Several recent studies compare the gold standard of revascularization, CABG with CPB via full sternotomy, and MID CABG or hybrid procedures (MIDCAB+PCI). All these studies demonstrate equal survival and long term outcome of minimally invasive procedures compared to full sternotomy. In the case of hybrid approaches, more revascularization was used as expected.17,18,19,20,21 An additional benefit of MIDCAB or hybrid minimally invasive approaches is the use of off-pump techniques instead of on-pump coronary artery revascularization. In 2015, two separate meta-analyses arrived at the same conclusion that off-pump surgery can significantly reduce the risk for stroke rates specifically in high risk patients.22,23 Additional studies showed that patients with LIMA-to-LAD grafting return to normal daily function quickly and get discharged from hospital on postoperative day 4.24,25 Graft patency after single vessel small thoracotomy showed 100% patency in 6 months in two separate studies as well.26,27

Patient selection is prudent for this highly demanding procedure. Three factors should be considered when choosing the right revascularization procedure to the right patients: 1) angiographic factors, 2) patient related factors, and 3) clinical factors.
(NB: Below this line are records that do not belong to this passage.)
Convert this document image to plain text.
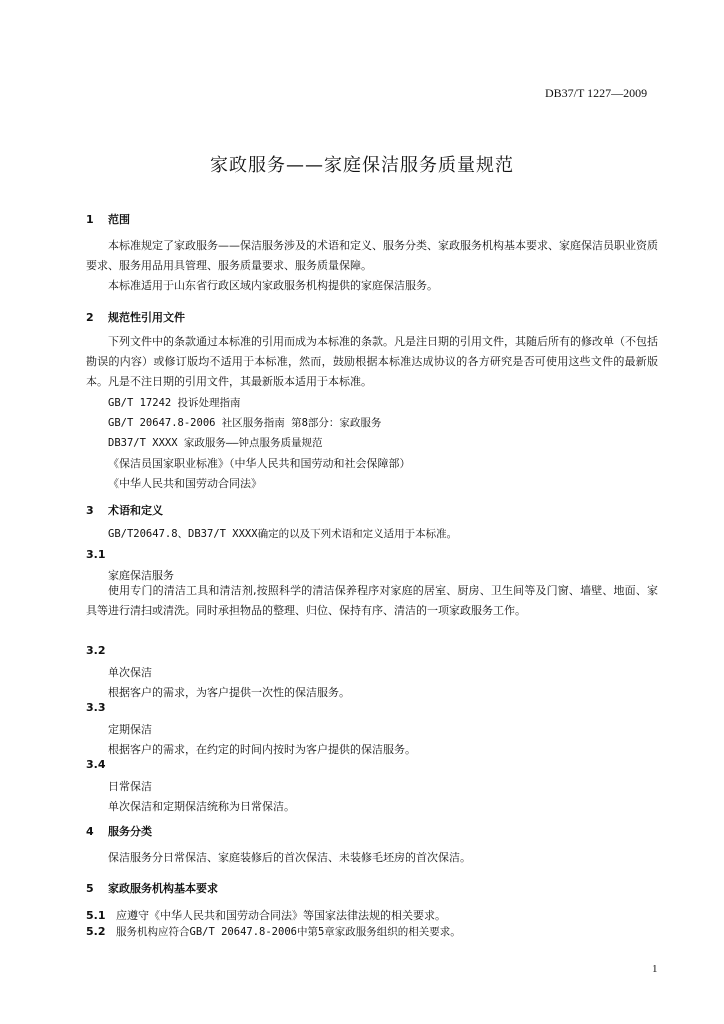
DB37/T 1227—2009
家政服务——家庭保洁服务质量规范
1 范围
本标准规定了家政服务——保洁服务涉及的术语和定义、服务分类、家政服务机构基本要求、家庭保洁员职业资质要求、服务用品用具管理、服务质量要求、服务质量保障。
本标准适用于山东省行政区域内家政服务机构提供的家庭保洁服务。
2 规范性引用文件
下列文件中的条款通过本标准的引用而成为本标准的条款。凡是注日期的引用文件，其随后所有的修改单（不包括勘误的内容）或修订版均不适用于本标准，然而，鼓励根据本标准达成协议的各方研究是否可使用这些文件的最新版本。凡是不注日期的引用文件，其最新版本适用于本标准。
GB/T 17242 投诉处理指南
GB/T 20647.8-2006 社区服务指南 第8部分：家政服务
DB37/T XXXX 家政服务——钟点服务质量规范
《保洁员国家职业标准》（中华人民共和国劳动和社会保障部）
《中华人民共和国劳动合同法》
3 术语和定义
GB/T20647.8、DB37/T XXXX确定的以及下列术语和定义适用于本标准。
3.1
家庭保洁服务
使用专门的清洁工具和清洁剂,按照科学的清洁保养程序对家庭的居室、厨房、卫生间等及门窗、墙壁、地面、家具等进行清扫或清洗。同时承担物品的整理、归位、保持有序、清洁的一项家政服务工作。
3.2
单次保洁
根据客户的需求，为客户提供一次性的保洁服务。
3.3
定期保洁
根据客户的需求，在约定的时间内按时为客户提供的保洁服务。
3.4
日常保洁
单次保洁和定期保洁统称为日常保洁。
4 服务分类
保洁服务分日常保洁、家庭装修后的首次保洁、未装修毛坯房的首次保洁。
5 家政服务机构基本要求
5.1 应遵守《中华人民共和国劳动合同法》等国家法律法规的相关要求。
5.2 服务机构应符合GB/T 20647.8-2006中第5章家政服务组织的相关要求。
1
High grade single vessel long stenosis and other vessel anatomic limiting factors for PCI such as tortuosity, angulation, etc, make MIDCAB a good alternative to PCI. Multivessel disease should be treated surgically unless the patient cannot tolerate CPB due to an anatomic aortic condition or his/her status as described earlier in the special considerations section. Prior sternotomy, severe mediastinal infection, or radiation therapy gives this approach an advantage in the appropriate patient. Finally, the need for single lung ventilation, severe cardiogenic shock, and poor myocardial perfusion (which limits the relative ischemic time while snaring the myocardium) limits the use of this technique. We recommend using the fifth ICS rather than the fourth to allow better utilization of the LIMA harvest as well as better mid-LAD exposure.

In conclusion, beating heart coronary artery bypass grafting is a technically challenging procedure. Adding the limited exposure via left anterior thoracotomy makes the procedure even more challenging. Advancements in technology, such as MIDCAB retractors for LIMA harvest and heart stabilizers, make the procedure feasible. Comprehensive understanding of the LAD anatomy is vital for successful performance of the anastomosis. As always, patient selection should be optimal, and the surgeon should feel competent enough to perform this kind of operation.

No special equipment was used.

The authors have no relevant disclosures.

The patient referred to in this video article has given their informed consent to be filmed and is aware that information and images will be published online.